The latest edition of the Warhammer 40,000 rulebook is a weighty tome; 288 pages of background info, racial statistics, to-hit modifiers and all manner of vehicle, weapon and spell stats - enough to send those unfamiliar with Games Workshop's tabletop battle system running for the hills.
Of course, this excludes the small library of supplementary Codex manuals - one each for the main combatants, the many dozens of novels and, of course, the monthly hot-fixes applied via the ever-present White Dwarf magazine. It wouldn't be stretching the truth to say that, apart from Tolkien's, George Lucas's and our own, few worlds have been so mapped, written about and fought over as those which play host to humanity's struggle in the 41st millennium.
Yet as you may already be aware, distilling this wealth of information into something more interactive has been a thankless task for a number of games developers over the years; most, if not all of the more memorable efforts being direct translations of the tabletop hobby. But these titles have never fully realised the universe in which they're set. This is because, in faithfully minimising the exhaustive rules for a smaller playing field, they've generally ended up as convenient revisions of the real thing, their exclusive benefit being that you don't have to invest time and money in a lead army to play them.
Theatre Of Blood
In transposing the strategy of Warhammer 40,000 from tabletop to desktop, Dawn Of War developer Relic has approached things differently and focused more on the iconic imagery that punctuates the rulebook, rather than the rules themselves.

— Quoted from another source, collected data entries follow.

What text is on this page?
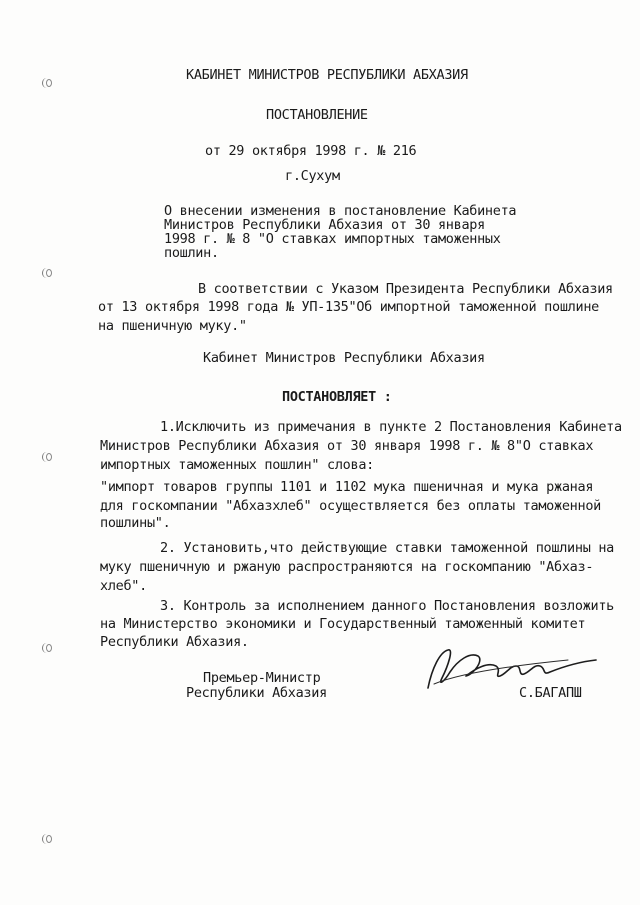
КАБИНЕТ МИНИСТРОВ РЕСПУБЛИКИ АБХАЗИЯ
ПОСТАНОВЛЕНИЕ
от 29 октября 1998 г. № 216
г.Сухум
О внесении изменения в постановление Кабинета
Министров Республики Абхазия от 30 января
1998 г. № 8 "О ставках импортных таможенных
пошлин.
В соответствии с Указом Президента Республики Абхазия
от 13 октября 1998 года № УП-135"Об импортной таможенной пошлине
на пшеничную муку."
Кабинет Министров Республики Абхазия
ПОСТАНОВЛЯЕТ :
1.Исключить из примечания в пункте 2 Постановления Кабинета
Министров Республики Абхазия от 30 января 1998 г. № 8"О ставках
импортных таможенных пошлин" слова:
"импорт товаров группы 1101 и 1102 мука пшеничная и мука ржаная
для госкомпании "Абхазхлеб" осуществляется без оплаты таможенной
пошлины".
2. Установить,что действующие ставки таможенной пошлины на
муку пшеничную и ржаную распространяются на госкомпанию "Абхаз-
хлеб".
3. Контроль за исполнением данного Постановления возложить
на Министерство экономики и Государственный таможенный комитет
Республики Абхазия.
Премьер-Министр
Республики Абхазия	С.БАГАПШ
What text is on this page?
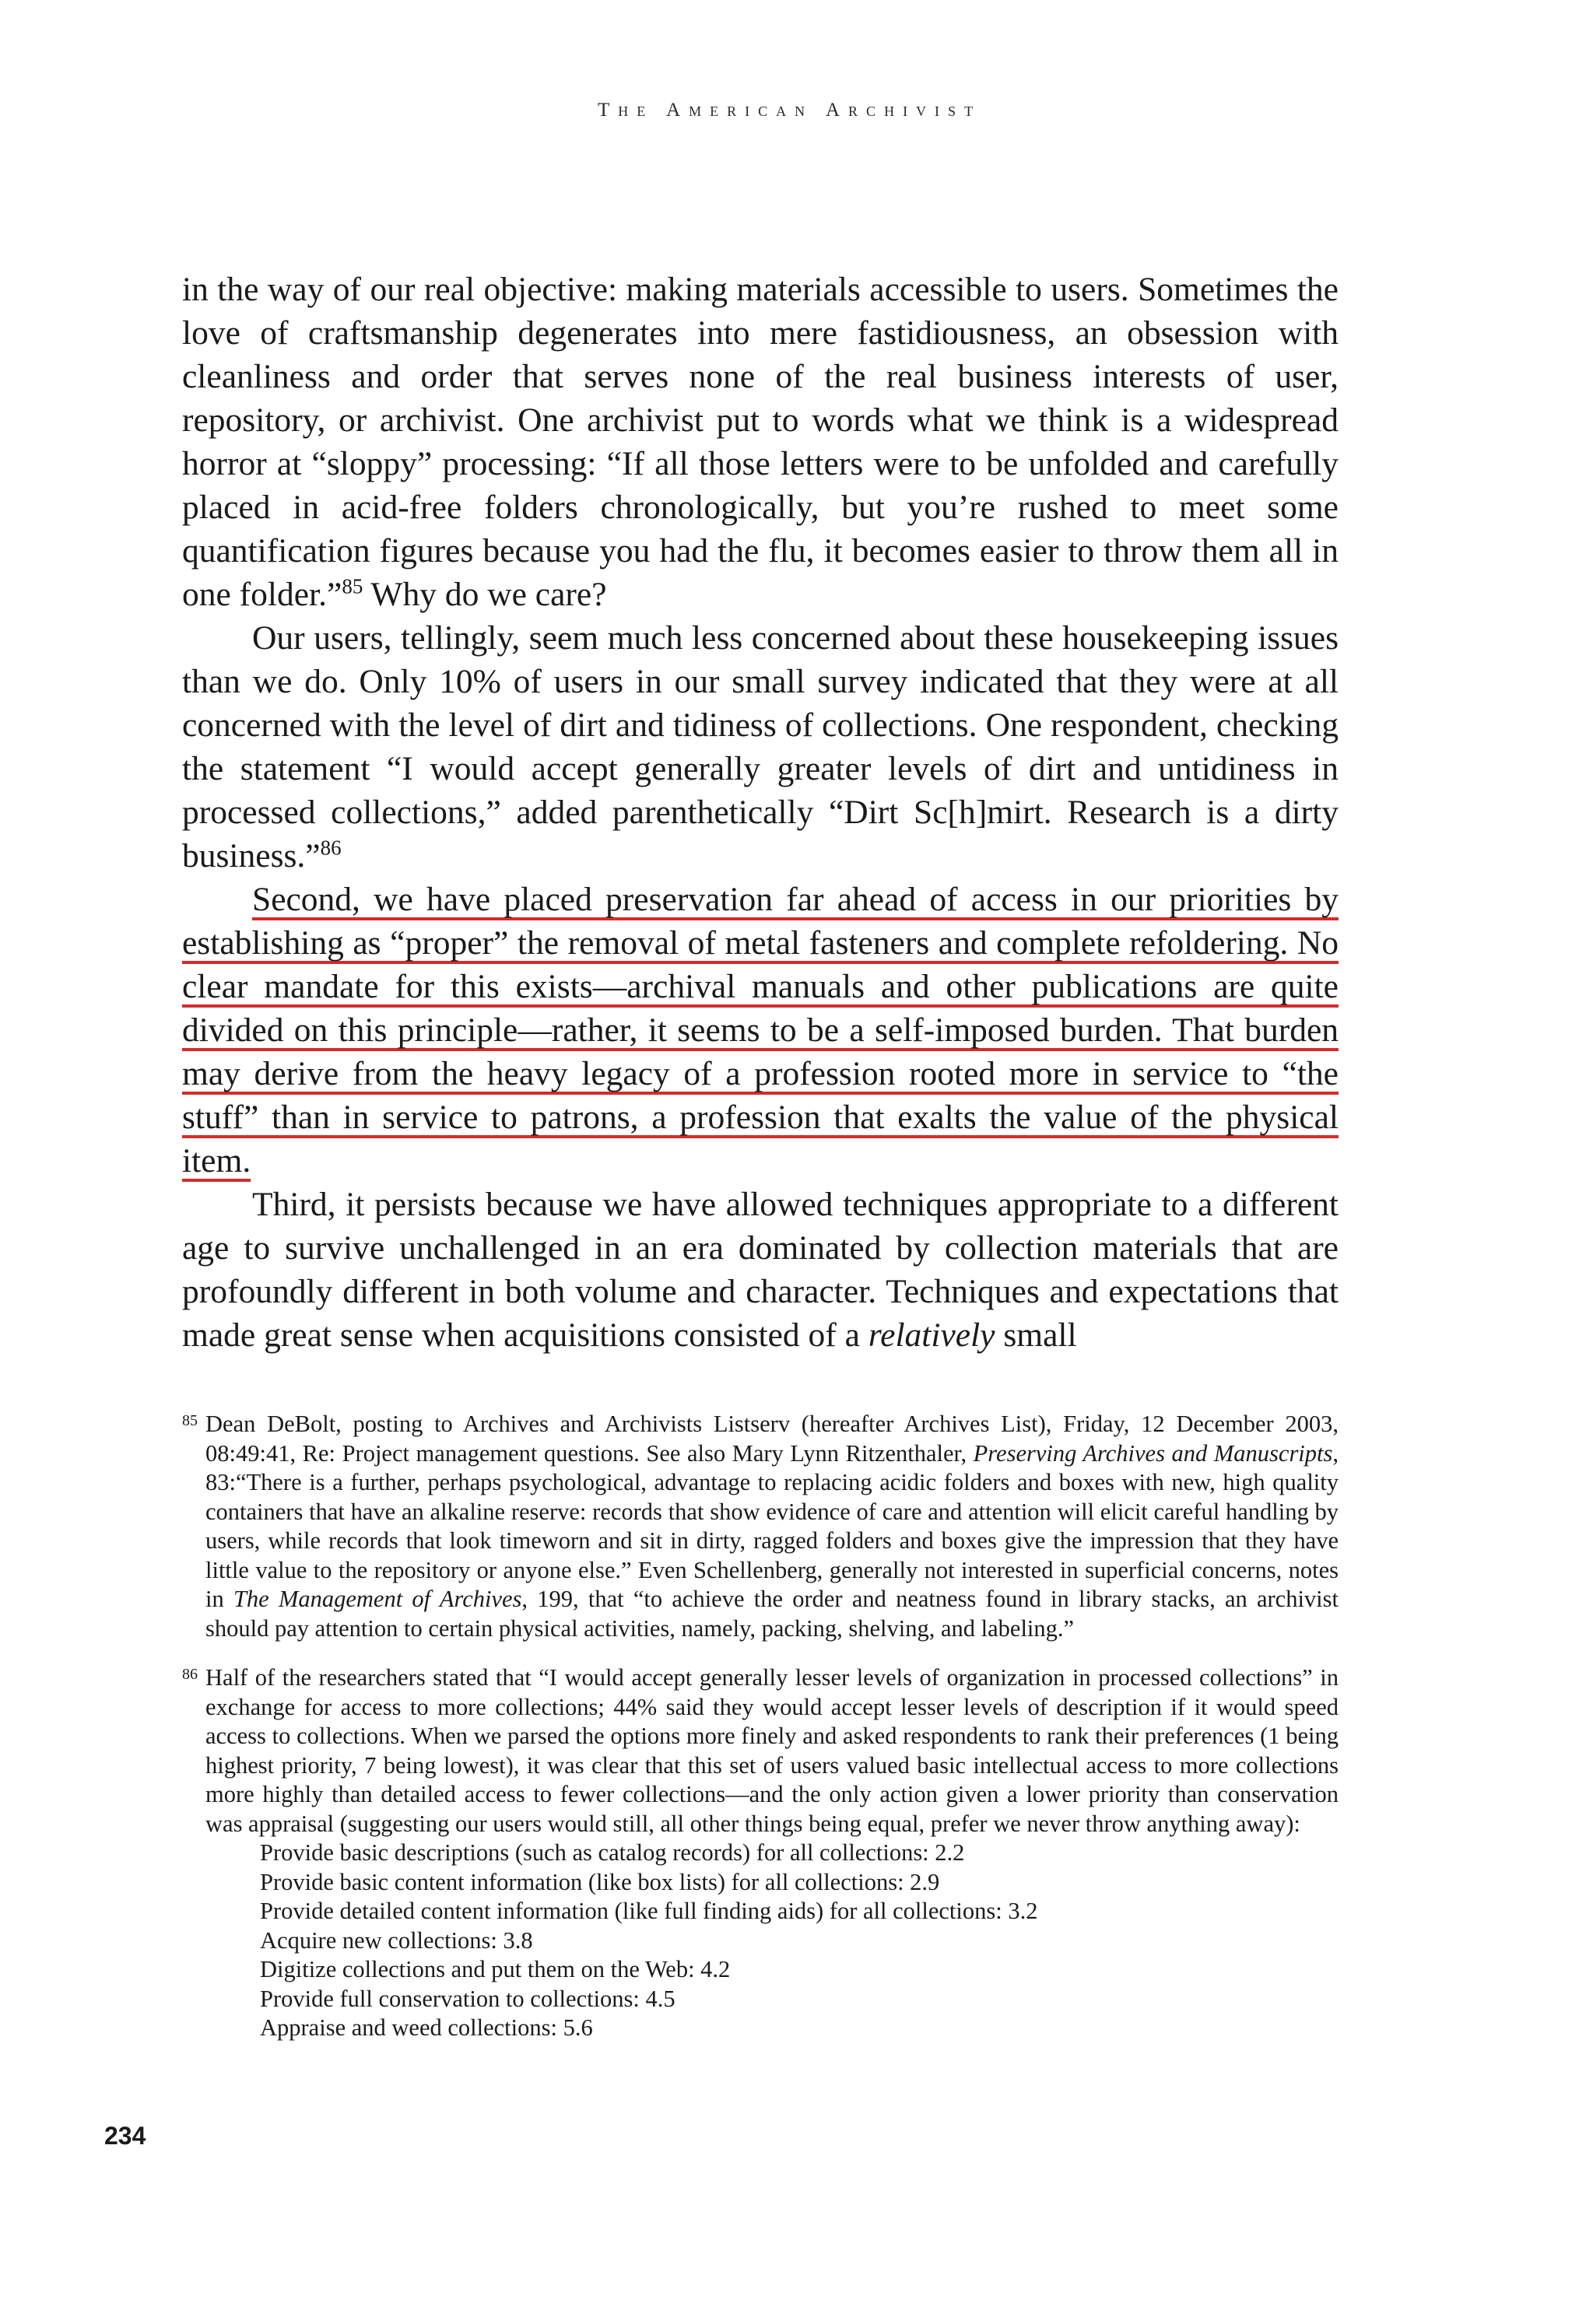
The American Archivist

in the way of our real objective: making materials accessible to users. Sometimes the love of craftsmanship degenerates into mere fastidiousness, an obsession with cleanliness and order that serves none of the real business interests of user, repository, or archivist. One archivist put to words what we think is a widespread horror at “sloppy” processing: “If all those letters were to be unfolded and carefully placed in acid-free folders chronologically, but you’re rushed to meet some quantification figures because you had the flu, it becomes easier to throw them all in one folder.”$^{85}$ Why do we care?

Our users, tellingly, seem much less concerned about these housekeeping issues than we do. Only 10% of users in our small survey indicated that they were at all concerned with the level of dirt and tidiness of collections. One respondent, checking the statement “I would accept generally greater levels of dirt and untidiness in processed collections,” added parenthetically “Dirt Sc[h]mirt. Research is a dirty business.”$^{86}$

Second, we have placed preservation far ahead of access in our priorities by establishing as “proper” the removal of metal fasteners and complete refoldering. No clear mandate for this exists—archival manuals and other publications are quite divided on this principle—rather, it seems to be a self-imposed burden. That burden may derive from the heavy legacy of a profession rooted more in service to “the stuff” than in service to patrons, a profession that exalts the value of the physical item.

Third, it persists because we have allowed techniques appropriate to a different age to survive unchallenged in an era dominated by collection materials that are profoundly different in both volume and character. Techniques and expectations that made great sense when acquisitions consisted of a relatively small

85 Dean DeBolt, posting to Archives and Archivists Listserv (hereafter Archives List), Friday, 12 December 2003, 08:49:41, Re: Project management questions. See also Mary Lynn Ritzenthaler, Preserving Archives and Manuscripts, 83:“There is a further, perhaps psychological, advantage to replacing acidic folders and boxes with new, high quality containers that have an alkaline reserve: records that show evidence of care and attention will elicit careful handling by users, while records that look timeworn and sit in dirty, ragged folders and boxes give the impression that they have little value to the repository or anyone else.” Even Schellenberg, generally not interested in superficial concerns, notes in The Management of Archives, 199, that “to achieve the order and neatness found in library stacks, an archivist should pay attention to certain physical activities, namely, packing, shelving, and labeling.”
86 Half of the researchers stated that “I would accept generally lesser levels of organization in processed collections” in exchange for access to more collections; 44% said they would accept lesser levels of description if it would speed access to collections. When we parsed the options more finely and asked respondents to rank their preferences (1 being highest priority, 7 being lowest), it was clear that this set of users valued basic intellectual access to more collections more highly than detailed access to fewer collections—and the only action given a lower priority than conservation was appraisal (suggesting our users would still, all other things being equal, prefer we never throw anything away):
Provide basic descriptions (such as catalog records) for all collections: 2.2
Provide basic content information (like box lists) for all collections: 2.9
Provide detailed content information (like full finding aids) for all collections: 3.2
Acquire new collections: 3.8
Digitize collections and put them on the Web: 4.2
Provide full conservation to collections: 4.5
Appraise and weed collections: 5.6
234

Moving from a turn-based model to the antithesis of real-time - meaning whole chapters have been ruthlessly culled - is a brave step sure to irk the purists. However, after we finally managed to distract ourselves from painting the miniature figures to actually play Dawn Of War, we reckon even the most battle-hardened tabletop trialists would be lying if they weren't impressed by the visuals. Here, for the first time we get to witness the true brutality of the 40K universe.
You gawp in wonder at squads of Space Marines unloading their bolters into ranks of advancing Orks, dreadnoughts with power saws slicing through crowds of melee troops and whirlwind missile launchers peppering the landscape. Before, you needed dice and a tape measure to appreciate the carnage.
However, not only is Dawn Of War the most visually impressive game ever with the Warhammer moniker, it's certainly the most violent. Indeed, few first-person shooters offer as much in-yer-face gore - when you slow down the action, it's almost balletic as arteries are opened, drenching the screen in arcs of claret.
In terms of the gameplay on offer, Dawn Of War isn't quite as distinctive. Resource management is kept to a minimum, with points earned through capturing and holding victory locations. The more locations you hold, the quicker your points rack up and the more units and structures you can bring into play.
That aside, the mechanics of the game will be familiar if you've played a RTS in the last few years. Warcraft III is the closest in scope and setting, as upgrades to current units and ever more devastating units become available as your field base expands with new and upgraded buildings.
I Wanna Be A Marine
But of course, this being Warhammer, it's the units themselves rather the manner in which they come into play that's most important - and we have to say that we've rarely enjoyed such a diverse spread.